Enquanto discute certos maus comportamentos no passado recente, Snoop se mostra tão alegremente sem arrependimentos que você começa a questionar. Por exemplo: Snoop diz que, por volta de 2003, depois de ter assumido o personagem do cafetão em músicas e vídeos, ele de fato começou a prostituir mulheres. “Montei toda uma organização”, revela. “Fiz uma tour da Playboy, e eu tinha um ônibus que me seguia com dez vagabundas lá dentro. Eu podia demiti-las, trepar com elas, contratar uma puta nova: era meu programa. De cidade em cidade, de peitos em peitos, de quarto de hotel em quarto de hotel, de atleta em atleta, de artista em artista. Se eu chegava em uma cidade onde os Denver Broncos ou os Nuggets iam jogar, chamava uns jogadores para sair com a gente, e era só escolher. Muitos atletas compraram mulheres de mim.”

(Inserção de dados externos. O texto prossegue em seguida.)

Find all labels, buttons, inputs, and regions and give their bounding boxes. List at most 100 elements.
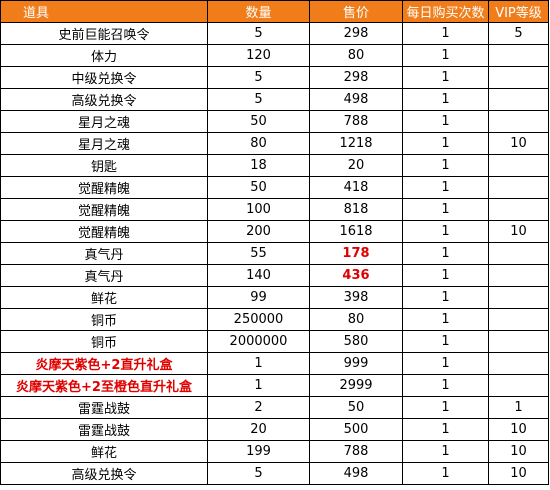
cell-vip-level xyxy=(488,286,549,309)
table-row: 鲜花 199 788 1 10 xyxy=(0,440,549,463)
table-row: 真气丹 140 436 1 xyxy=(0,264,549,287)
cell-daily-limit: 1 xyxy=(402,286,489,309)
cell-daily-limit: 1 xyxy=(402,242,489,265)
cell-item: 真气丹 xyxy=(0,264,208,287)
cell-price: 498 xyxy=(309,88,403,111)
cell-quantity: 140 xyxy=(207,264,310,287)
cell-vip-level: 10 xyxy=(488,132,549,155)
cell-quantity: 5 xyxy=(207,462,310,485)
table-row: 真气丹 55 178 1 xyxy=(0,242,549,265)
cell-price: 298 xyxy=(309,66,403,89)
cell-quantity: 1 xyxy=(207,352,310,375)
table-row: 雷霆战鼓 2 50 1 1 xyxy=(0,396,549,419)
cell-price: 178 xyxy=(309,242,403,265)
table-row: 体力 120 80 1 xyxy=(0,44,549,67)
cell-quantity: 1 xyxy=(207,374,310,397)
table-row: 高级兑换令 5 498 1 xyxy=(0,88,549,111)
cell-daily-limit: 1 xyxy=(402,22,489,45)
cell-item: 觉醒精魄 xyxy=(0,176,208,199)
cell-item: 真气丹 xyxy=(0,242,208,265)
header-price: 售价 xyxy=(309,0,403,23)
cell-daily-limit: 1 xyxy=(402,264,489,287)
cell-daily-limit: 1 xyxy=(402,352,489,375)
table-row: 中级兑换令 5 298 1 xyxy=(0,66,549,89)
table-row: 铜币 250000 80 1 xyxy=(0,308,549,331)
cell-price: 398 xyxy=(309,286,403,309)
cell-quantity: 100 xyxy=(207,198,310,221)
cell-item: 雷霆战鼓 xyxy=(0,396,208,419)
cell-vip-level xyxy=(488,176,549,199)
cell-daily-limit: 1 xyxy=(402,176,489,199)
cell-quantity: 18 xyxy=(207,154,310,177)
cell-item: 炎摩天紫色+2直升礼盒 xyxy=(0,352,208,375)
cell-daily-limit: 1 xyxy=(402,132,489,155)
cell-quantity: 50 xyxy=(207,176,310,199)
cell-vip-level xyxy=(488,308,549,331)
cell-quantity: 50 xyxy=(207,110,310,133)
cell-daily-limit: 1 xyxy=(402,462,489,485)
cell-item: 高级兑换令 xyxy=(0,88,208,111)
cell-quantity: 80 xyxy=(207,132,310,155)
cell-daily-limit: 1 xyxy=(402,154,489,177)
cell-quantity: 5 xyxy=(207,22,310,45)
cell-vip-level: 1 xyxy=(488,396,549,419)
table-row: 星月之魂 80 1218 1 10 xyxy=(0,132,549,155)
table-body: 史前巨能召唤令 5 298 1 5 体力 120 80 1 中级兑换令 5 298 1 高级兑换令 5 498… xyxy=(0,22,549,485)
table-row: 星月之魂 50 788 1 xyxy=(0,110,549,133)
cell-item: 钥匙 xyxy=(0,154,208,177)
cell-item: 体力 xyxy=(0,44,208,67)
cell-vip-level: 10 xyxy=(488,440,549,463)
cell-price: 500 xyxy=(309,418,403,441)
cell-price: 418 xyxy=(309,176,403,199)
cell-price: 498 xyxy=(309,462,403,485)
header-quantity: 数量 xyxy=(207,0,310,23)
cell-vip-level xyxy=(488,66,549,89)
cell-daily-limit: 1 xyxy=(402,88,489,111)
cell-vip-level xyxy=(488,198,549,221)
cell-vip-level xyxy=(488,374,549,397)
cell-daily-limit: 1 xyxy=(402,220,489,243)
cell-daily-limit: 1 xyxy=(402,44,489,67)
cell-item: 星月之魂 xyxy=(0,132,208,155)
cell-price: 2999 xyxy=(309,374,403,397)
cell-item: 觉醒精魄 xyxy=(0,198,208,221)
cell-vip-level xyxy=(488,88,549,111)
table-row: 觉醒精魄 50 418 1 xyxy=(0,176,549,199)
cell-item: 星月之魂 xyxy=(0,110,208,133)
cell-daily-limit: 1 xyxy=(402,198,489,221)
cell-quantity: 2000000 xyxy=(207,330,310,353)
cell-price: 1618 xyxy=(309,220,403,243)
cell-item: 铜币 xyxy=(0,330,208,353)
cell-item: 觉醒精魄 xyxy=(0,220,208,243)
table-row: 炎摩天紫色+2直升礼盒 1 999 1 xyxy=(0,352,549,375)
table-row: 钥匙 18 20 1 xyxy=(0,154,549,177)
table-row: 觉醒精魄 100 818 1 xyxy=(0,198,549,221)
cell-price: 818 xyxy=(309,198,403,221)
table-header-row: 道具 数量 售价 每日购买次数 VIP等级 xyxy=(0,0,549,23)
cell-quantity: 200 xyxy=(207,220,310,243)
table-row: 史前巨能召唤令 5 298 1 5 xyxy=(0,22,549,45)
cell-item: 史前巨能召唤令 xyxy=(0,22,208,45)
cell-quantity: 55 xyxy=(207,242,310,265)
cell-daily-limit: 1 xyxy=(402,396,489,419)
cell-price: 788 xyxy=(309,110,403,133)
cell-daily-limit: 1 xyxy=(402,330,489,353)
cell-price: 50 xyxy=(309,396,403,419)
cell-price: 788 xyxy=(309,440,403,463)
cell-price: 1218 xyxy=(309,132,403,155)
cell-quantity: 5 xyxy=(207,66,310,89)
cell-quantity: 250000 xyxy=(207,308,310,331)
cell-price: 80 xyxy=(309,44,403,67)
cell-price: 80 xyxy=(309,308,403,331)
cell-vip-level xyxy=(488,242,549,265)
cell-item: 炎摩天紫色+2至橙色直升礼盒 xyxy=(0,374,208,397)
cell-vip-level: 10 xyxy=(488,220,549,243)
cell-vip-level xyxy=(488,330,549,353)
cell-vip-level xyxy=(488,264,549,287)
cell-item: 铜币 xyxy=(0,308,208,331)
cell-price: 20 xyxy=(309,154,403,177)
table-row: 铜币 2000000 580 1 xyxy=(0,330,549,353)
cell-price: 436 xyxy=(309,264,403,287)
header-daily-limit: 每日购买次数 xyxy=(402,0,489,23)
cell-quantity: 120 xyxy=(207,44,310,67)
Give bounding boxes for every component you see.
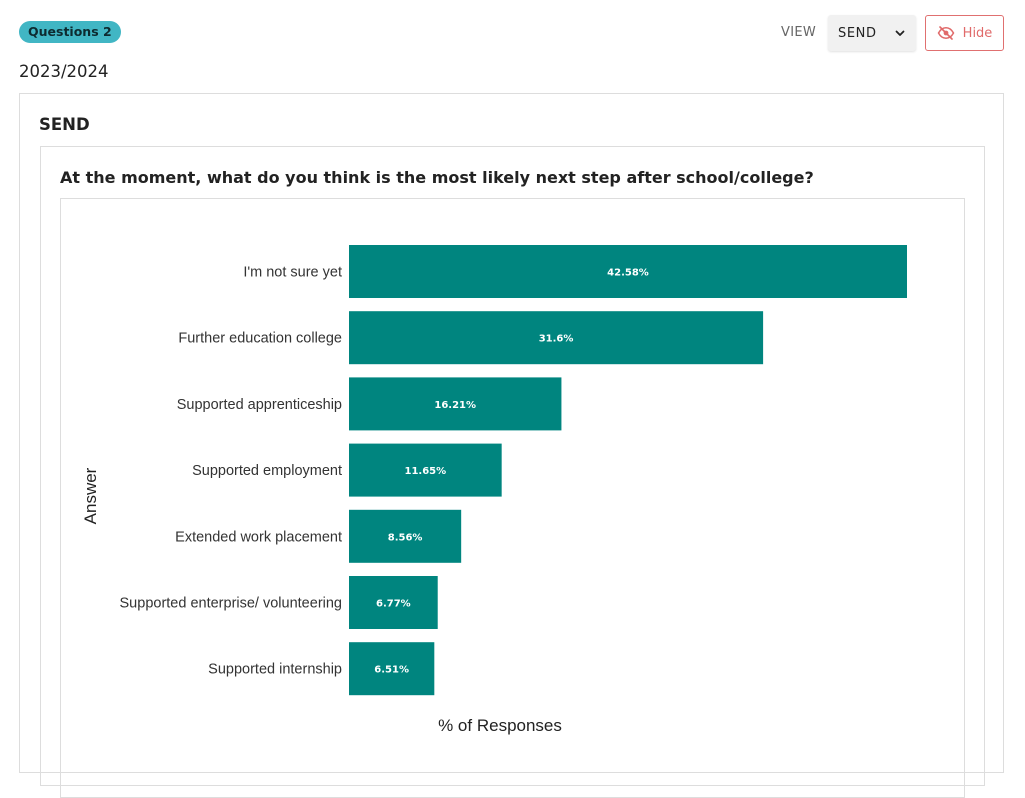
category-tick-label: Further education college	[178, 331, 342, 347]
chart-bar	[349, 311, 764, 365]
bar-value-label: 16.21%	[434, 400, 476, 411]
category-tick-label: Supported employment	[192, 463, 342, 479]
questions-badge: Questions 2	[19, 21, 121, 43]
category-tick-label: Extended work placement	[175, 529, 342, 545]
chevron-down-icon	[895, 30, 905, 36]
question-card: At the moment, what do you think is the …	[40, 146, 985, 798]
year-label: 2023/2024	[19, 62, 109, 81]
eye-off-icon	[937, 26, 955, 40]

“Nunca foi pelo dinheiro; era pelo fascínio de ser um cafetão”, ele continua. “Eu fingia que ia tirar o dinheiro da puta, mas deixava que ela ficasse com toda a grana. Quando eu era moleque, sonhava em ser cafetão, em ter carros e roupas e putas. Aí pensei: ‘Foda-se – vou fazer isso’.”

“Minha esposa teve de ficar em segundo plano por causa dessa merda”, Snoop acrescenta. “E a amo até hoje porque ela poderia ter saído fora, mas ficou ao meu lado. Então, quando decidi acabar com essa história, ela ainda estava lá me esperando.”

E como esse capítulo na vida de Snoop se encaixa no que ele aprendeu sobre a Babilônia? “Foda-se a Babilônia, era só cafetinagem, fazer com que a puta cumprisse o que eu mando!”, ele explica, o rosto iluminado, trocando cumprimentos e apertos de mão com os amigos. “Quando falo dessa porra, volta tudo! É o Espírito Santo. Uma vez que Ele chega a você, é difícil largar.”